Belgeselin bundan sonrası acı döneme doğru evriliyor. 12 Eylül 1980 askeri darbesini birbirinden farklı şekillerde yaşamış, yaşamak zorunda bırakılmış, 32 farklı kadının gözünden röportajlarla oluşturulan belgeselde; kimi kadınlar evlerinden, kimileri okullarından, kimileriyse çalıştıkları gazete ve tiyatro sahnelerinden göz altına alınıyor ve Gayrettepe Emniyet Müdürlüğüne (dönemin işkence merkezlerinden biri) götürülüyordu. Kimileri darbeyi evinde duyuyor ve kitaplarını yakmak zorunda kalıyor kimileriyse darbeyi direkt olarak Diyarbakır Cezaevinde öğrenmişler. Uzun gözaltı sürelerinden, cezaevinde geçen yıllardan, sistematik dayak ve işkenceden bahsediyorlar. Kimi yerlerde röportaja ara vermek isteyenler oldu. İşkenceye bir çoğunun maruz kaldığını, insanlıklarından çıkarılmaya çalışıldıklarını, küfür ve aşağılamaya maruz kaldıklarını anlatıyorlar. Sözel olarak küfürle başlayan şiddet, cinsel tacize ve kadın bedenine yapılabilecek en ağır işkence olan tecavüzlerden bahsediyorlar. O dönem gerek kadınları gerekse kadının kocasını konuşturma maksatlı eşiyle yan yana işkence görenler veya eşinin gözleri önünde tecavüz edilmeye çalışılan kadınların bedenlerinde, ruhlarında açılan yaralar kapanmıyor. Cinsiyetçiliğin, savaş ve çatışma dönemlerinde kadın bedenine karşı saldırıya ve fetihçi zihniyete büründüğünü askeri darbe sonrasında cezaevi ve işkencehanelerde de görüyoruz. ‘İçeriye alınınca ilk saldırı kadınlığınızadır’ cümlesi durumu en açık şekliyle özetliyor. Kendilerine cezaevinde ‘siz askersiniz’ dendiğini fakat kendilerinin buna karşılık ‘hayır, siyasi tutukluyuz’ dediklerini, regl dönemlerinde kendilerine ped verilmediğini, önlerinde gardiyanların mastürbasyon yaptığını, nesneleştirildiklerini, Türkçe konuşmadıkları (bilmedikleri) için dayak yediklerini, eril zihniyetle eğitilmiş kadın gardiyanlardan dayak yediklerini anlattılar. O yıllarda Mamak, Metris ve Diyarbakır Cezaevlerinde tutuklu olan kadınlardan kimileriyse eşlerinin tutuklandıktan sonra kendilerinin kimliklerini yakmak zorunda kaldığını, yurt dışına çıkmak zorunda kaldıklarını, cezaevinde doğum yapanları, içeride olanların çocuklarının kendilerini dışarıda unuttuğunu anlatıyorlar.

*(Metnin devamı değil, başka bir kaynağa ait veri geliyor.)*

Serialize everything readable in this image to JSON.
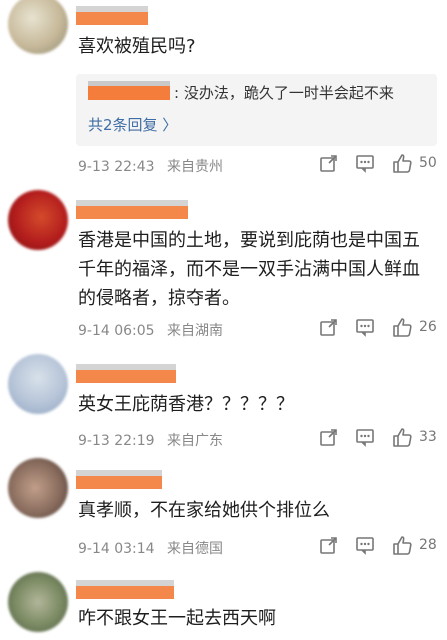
{
  "comments": [
    {
      "avatar_colors": [
        "#e7e2cf",
        "#c7b99a",
        "#8f8a73"
      ],
      "text": "喜欢被殖民吗?",
      "reply_text": ": 没办法，跪久了一时半会起不来",
      "reply_more": "共2条回复 〉",
      "time": "9-13 22:43",
      "location": "来自贵州",
      "likes": "50"
    },
    {
      "avatar_colors": [
        "#b31d1d",
        "#d44b2b",
        "#7b0f0f"
      ],
      "text": "香港是中国的土地，要说到庇荫也是中国五千年的福泽，而不是一双手沾满中国人鲜血的侵略者，掠夺者。",
      "time": "9-14 06:05",
      "location": "来自湖南",
      "likes": "26"
    },
    {
      "avatar_colors": [
        "#b6c4d8",
        "#d8e1ea",
        "#8ea3bf"
      ],
      "text": "英女王庇荫香港？？？？？",
      "time": "9-13 22:19",
      "location": "来自广东",
      "likes": "33"
    },
    {
      "avatar_colors": [
        "#8a6d5e",
        "#c19e8a",
        "#4c3b34"
      ],
      "text": "真孝顺，不在家给她供个排位么",
      "time": "9-14 03:14",
      "location": "来自德国",
      "likes": "28"
    },
    {
      "avatar_colors": [
        "#7a8a62",
        "#b2b59a",
        "#4f5a44"
      ],
      "text": "咋不跟女王一起去西天啊"
    }
  ]
}
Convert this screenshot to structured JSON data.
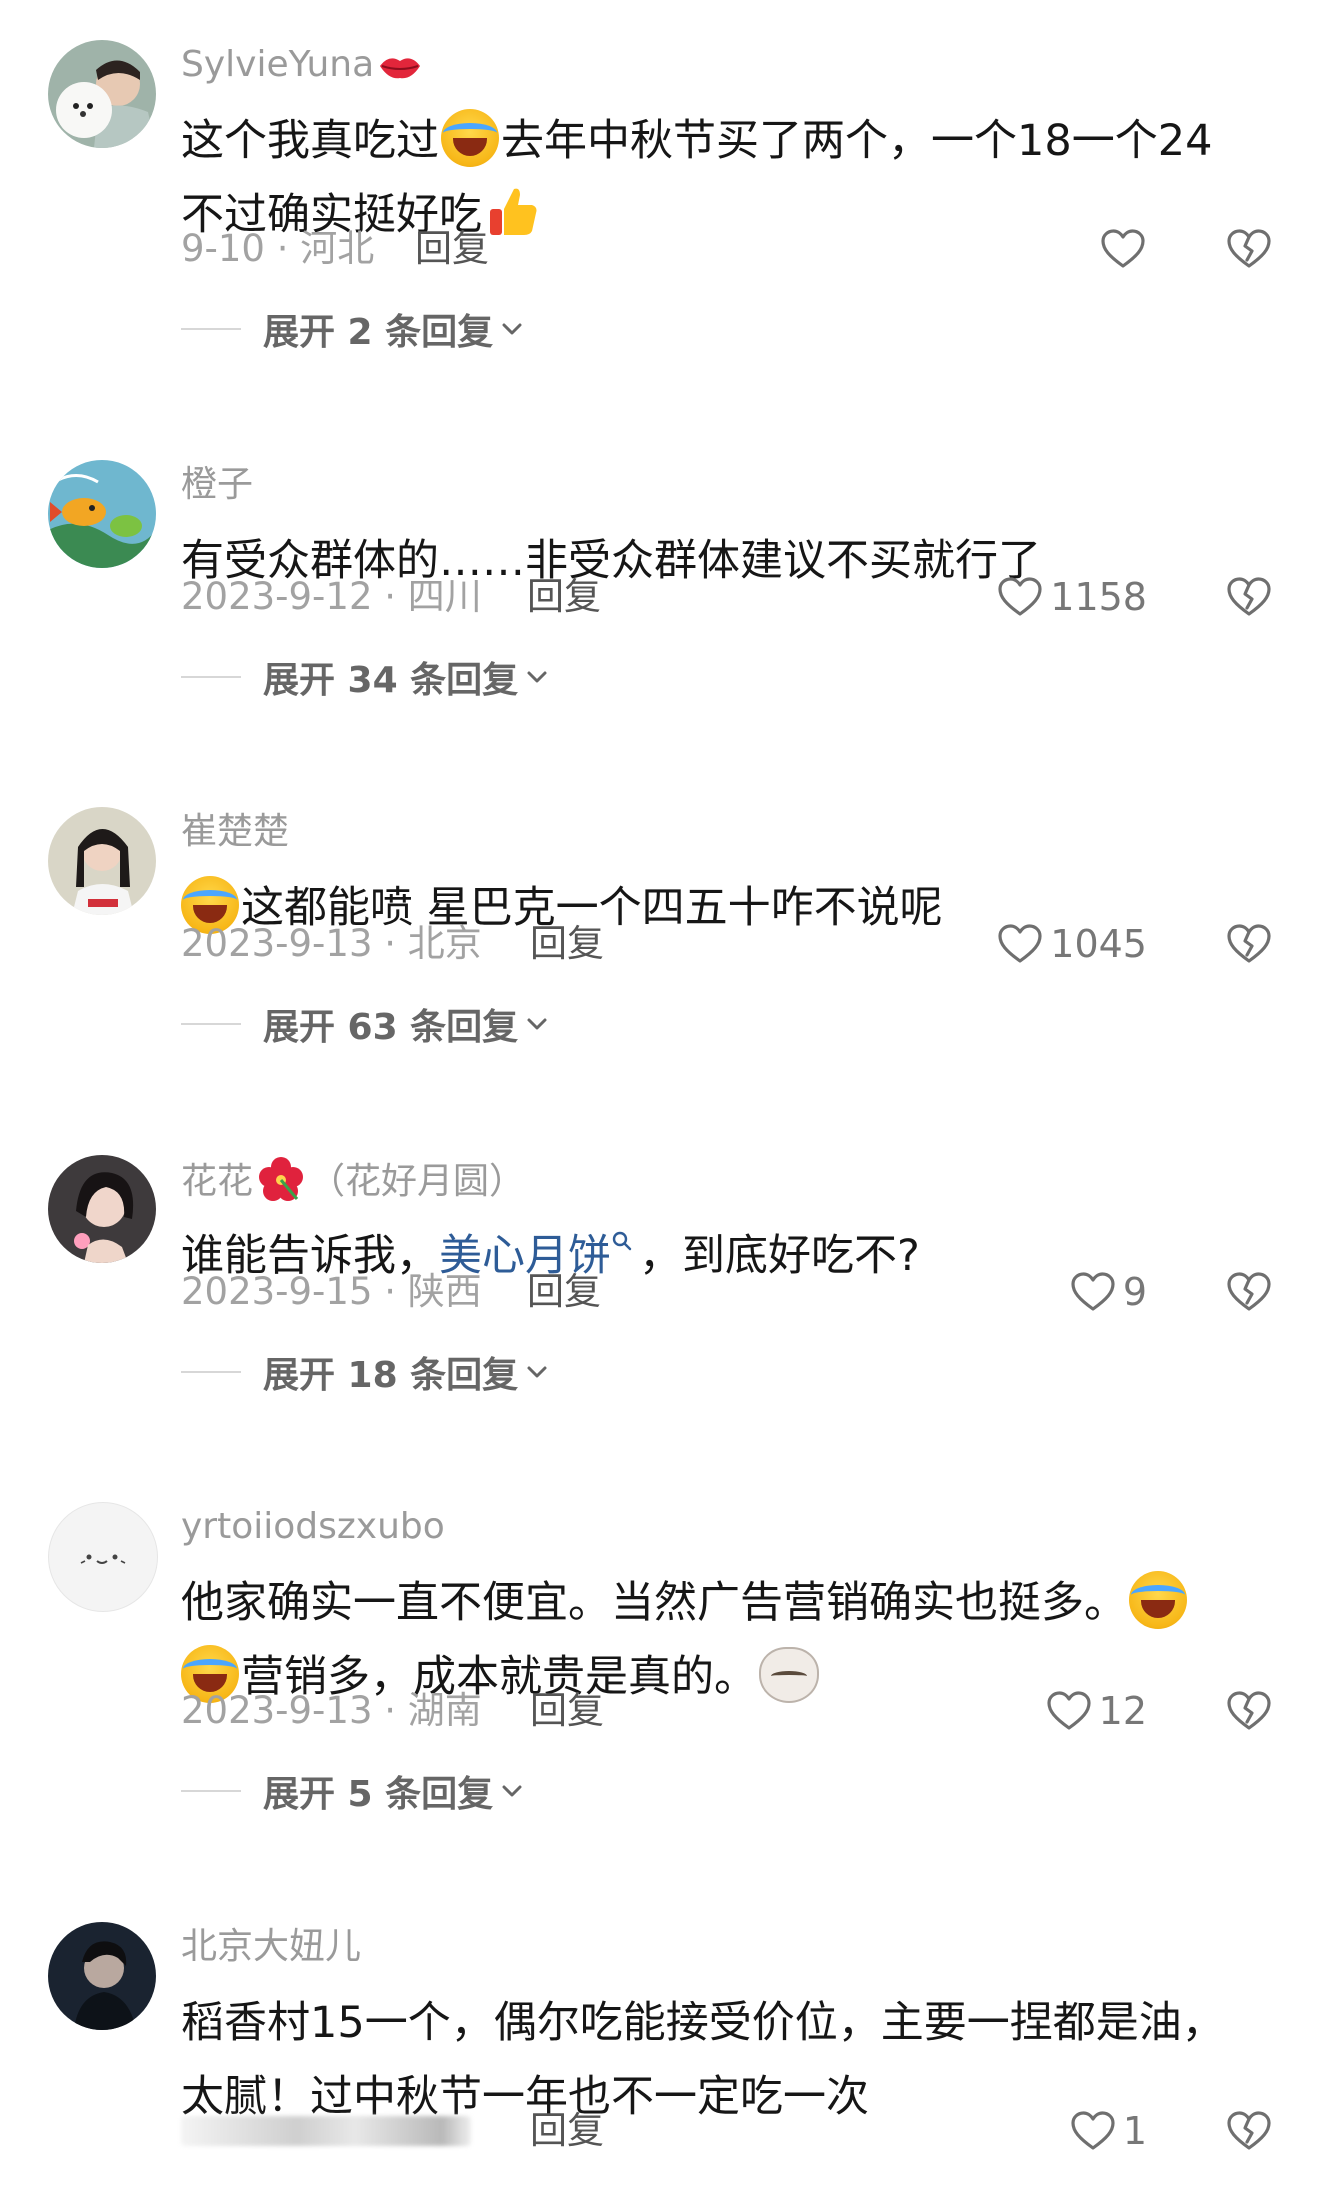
{
  "colors": {
    "text": "#161616",
    "muted": "#a2a2a2",
    "username": "#9a9a9a",
    "link": "#2e5c97"
  },
  "reply_label": "回复",
  "comments": [
    {
      "username": "SylvieYuna",
      "username_emoji": "kiss-lips-icon",
      "lines": [
        "这个我真吃过",
        "去年中秋节买了两个，一个18一个24",
        "不过确实挺好吃"
      ],
      "date_location": "9-10 · 河北",
      "likes": "",
      "expand": "展开 2 条回复"
    },
    {
      "username": "橙子",
      "lines": [
        "有受众群体的……非受众群体建议不买就行了"
      ],
      "date_location": "2023-9-12 · 四川",
      "likes": "1158",
      "expand": "展开 34 条回复"
    },
    {
      "username": "崔楚楚",
      "lines": [
        "这都能喷 星巴克一个四五十咋不说呢"
      ],
      "date_location": "2023-9-13 · 北京",
      "likes": "1045",
      "expand": "展开 63 条回复"
    },
    {
      "username": "花花",
      "username_suffix": "（花好月圆）",
      "username_emoji": "hibiscus-flower-icon",
      "lines": [
        "谁能告诉我，",
        "美心月饼",
        "，到底好吃不?"
      ],
      "date_location": "2023-9-15 · 陕西",
      "likes": "9",
      "expand": "展开 18 条回复"
    },
    {
      "username": "yrtoiiodszxubo",
      "lines": [
        "他家确实一直不便宜。当然广告营销确实也挺多。",
        "营销多，成本就贵是真的。"
      ],
      "date_location": "2023-9-13 · 湖南",
      "likes": "12",
      "expand": "展开 5 条回复"
    },
    {
      "username": "北京大妞儿",
      "lines": [
        "稻香村15一个，偶尔吃能接受价位，主要一捏都是油，",
        "太腻！过中秋节一年也不一定吃一次"
      ],
      "date_location": "",
      "likes": "1",
      "expand": ""
    }
  ]
}
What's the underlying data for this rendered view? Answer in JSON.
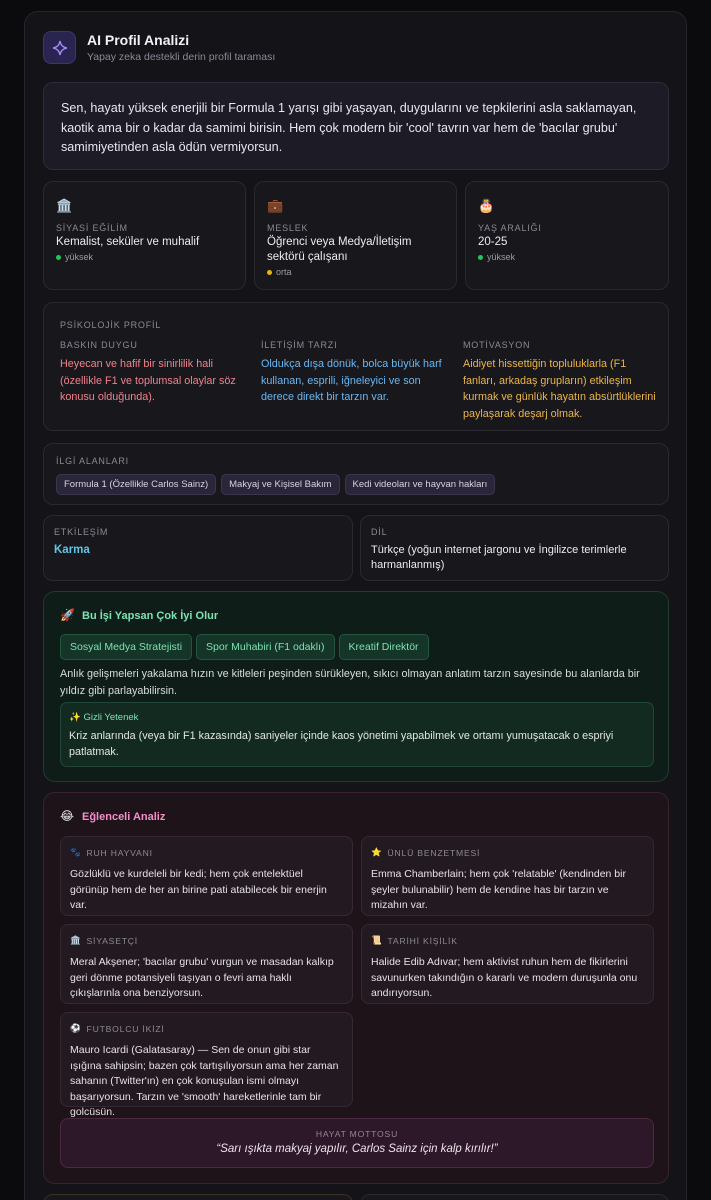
{
  "header": {
    "title": "AI Profil Analizi",
    "subtitle": "Yapay zeka destekli derin profil taraması",
    "icon": "sparkle-icon"
  },
  "summary": "Sen, hayatı yüksek enerjili bir Formula 1 yarışı gibi yaşayan, duygularını ve tepkilerini asla saklamayan, kaotik ama bir o kadar da samimi birisin. Hem çok modern bir 'cool' tavrın var hem de 'bacılar grubu' samimiyetinden asla ödün vermiyorsun.",
  "stats": [
    {
      "icon": "🏛️",
      "label": "SİYASİ EĞİLİM",
      "value": "Kemalist, seküler ve muhalif",
      "confidence": "yüksek",
      "dot_color": "#22c55e"
    },
    {
      "icon": "💼",
      "label": "MESLEK",
      "value": "Öğrenci veya Medya/İletişim sektörü çalışanı",
      "confidence": "orta",
      "dot_color": "#eab308"
    },
    {
      "icon": "🎂",
      "label": "YAŞ ARALIĞI",
      "value": "20-25",
      "confidence": "yüksek",
      "dot_color": "#22c55e"
    }
  ],
  "psychology": {
    "label": "PSİKOLOJİK PROFİL",
    "columns": [
      {
        "label": "BASKIN DUYGU",
        "text": "Heyecan ve hafif bir sinirlilik hali (özellikle F1 ve toplumsal olaylar söz konusu olduğunda).",
        "color": "#f0828c"
      },
      {
        "label": "İLETİŞİM TARZI",
        "text": "Oldukça dışa dönük, bolca büyük harf kullanan, esprili, iğneleyici ve son derece direkt bir tarzın var.",
        "color": "#6ab7f2"
      },
      {
        "label": "MOTİVASYON",
        "text": "Aidiyet hissettiğin topluluklarla (F1 fanları, arkadaş grupların) etkileşim kurmak ve günlük hayatın absürtlüklerini paylaşarak deşarj olmak.",
        "color": "#eab54a"
      }
    ]
  },
  "interests": {
    "label": "İLGİ ALANLARI",
    "items": [
      "Formula 1 (Özellikle Carlos Sainz)",
      "Makyaj ve Kişisel Bakım",
      "Kedi videoları ve hayvan hakları"
    ]
  },
  "engagement": {
    "label": "ETKİLEŞİM",
    "value": "Karma",
    "color": "#5ec8e6"
  },
  "language": {
    "label": "DİL",
    "value": "Türkçe (yoğun internet jargonu ve İngilizce terimlerle harmanlanmış)"
  },
  "career": {
    "title": "Bu İşi Yapsan Çok İyi Olur",
    "icon": "🚀",
    "jobs": [
      "Sosyal Medya Stratejisti",
      "Spor Muhabiri (F1 odaklı)",
      "Kreatif Direktör"
    ],
    "description": "Anlık gelişmeleri yakalama hızın ve kitleleri peşinden sürükleyen, sıkıcı olmayan anlatım tarzın sayesinde bu alanlarda bir yıldız gibi parlayabilirsin.",
    "hidden_talent_label": "✨ Gizli Yetenek",
    "hidden_talent": "Kriz anlarında (veya bir F1 kazasında) saniyeler içinde kaos yönetimi yapabilmek ve ortamı yumuşatacak o espriyi patlatmak."
  },
  "fun": {
    "title": "Eğlenceli Analiz",
    "icon": "😂",
    "cards": [
      {
        "icon": "🐾",
        "label": "RUH HAYVANI",
        "text": "Gözlüklü ve kurdeleli bir kedi; hem çok entelektüel görünüp hem de her an birine pati atabilecek bir enerjin var."
      },
      {
        "icon": "⭐",
        "label": "ÜNLÜ BENZETMESİ",
        "text": "Emma Chamberlain; hem çok 'relatable' (kendinden bir şeyler bulunabilir) hem de kendine has bir tarzın ve mizahın var."
      },
      {
        "icon": "🏛️",
        "label": "SİYASETÇİ",
        "text": "Meral Akşener; 'bacılar grubu' vurgun ve masadan kalkıp geri dönme potansiyeli taşıyan o fevri ama haklı çıkışlarınla ona benziyorsun."
      },
      {
        "icon": "📜",
        "label": "TARİHİ KİŞİLİK",
        "text": "Halide Edib Adıvar; hem aktivist ruhun hem de fikirlerini savunurken takındığın o kararlı ve modern duruşunla onu andırıyorsun."
      },
      {
        "icon": "⚽",
        "label": "FUTBOLCU İKİZİ",
        "text": "Mauro Icardi (Galatasaray) — Sen de onun gibi star ışığına sahipsin; bazen çok tartışılıyorsun ama her zaman sahanın (Twitter'ın) en çok konuşulan ismi olmayı başarıyorsun. Tarzın ve 'smooth' hareketlerinle tam bir golcüsün."
      }
    ],
    "motto_label": "HAYAT MOTTOSU",
    "motto": "“Sarı ışıkta makyaj yapılır, Carlos Sainz için kalp kırılır!”"
  }
}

Gerek cezaevindeki kadınlar gerekse dışarıdaki genç veya çocukları tutuklanmış/kaybedilmiş kadınlar o dönemde başkaldırıyor ve ‘Cumartesi Anneleri’ bu şekilde kuruluyor. İçerideki kadınlarsa türkü ve şarkılarla dayağa ve cezaevindeki koşullara isyan ediyorlar. Kadın bilinçleri artıyor ve dışarıya çıkınca birçok kadın feminist harekete katılıyor. Solcu kadınlar geçmişleriyle hesaplaşıyor (sol içerisinde de cinsiyetçilik var tabii), Kürt kadınlarsa kendi hareketlerine katılıyorlar.

Belgeselle neleri analiz ettik? Belgesel dökümanter olarak çok değerli. Kadınların gözünden acı deneyimlerini dinliyoruz. Fakat kendilerinin de analiz ettiklerine bakalım:

*Kadınlığımıza saldırı gelecek olan ilk tehlike!
*Sosyalistler de ataerkil sistem içerisinde yaşıyor,cinsiyetçilik onları teğet geçmedi.
*Kadın bilinci yükseldi.
*Politik bilinci daha yüksek olanlar içeride yaşadığı işkencenin travmasıyla daha kolay başa çıkabildiler, çünkü saldırı düşünceyi ve onurlarını yok etmek içindi ve direndiler.
*Beyaz kadın feminizmi değil solcusu, işçisi, Kürdü her kesimden kadın bir araya gelmeyi öğrendiler (feminizm çoğulculuğunu eyleme geçirdi).
* ‘Kürt kadınları aldı başını yürüdü, biz şimdi onları takip ediyoruz’ diyenler oldu.
*Cezaevlerindeki isyanlar kadın dayanışmasını artırdı.
* En önemlisi kadın hareketi alev gibi ayağa kalktı Türkiye’de.
Darbe döneminde işkence yaşamış, sokakta dışlanmış ve devlet tarafından fişlenmiş her kesimden kadın, umuttan, ülkeyi dönüştürmekten, barıştan bahsediyorlar belgesel sonunda. Onlar hala umut ediyor. Belgeselde kadınların dirayetine şahit oluyoruz, birde herşeye rağman mücadele ettiklerine...Nerede olduğunuz değil, önemli olan kadın dayanışması!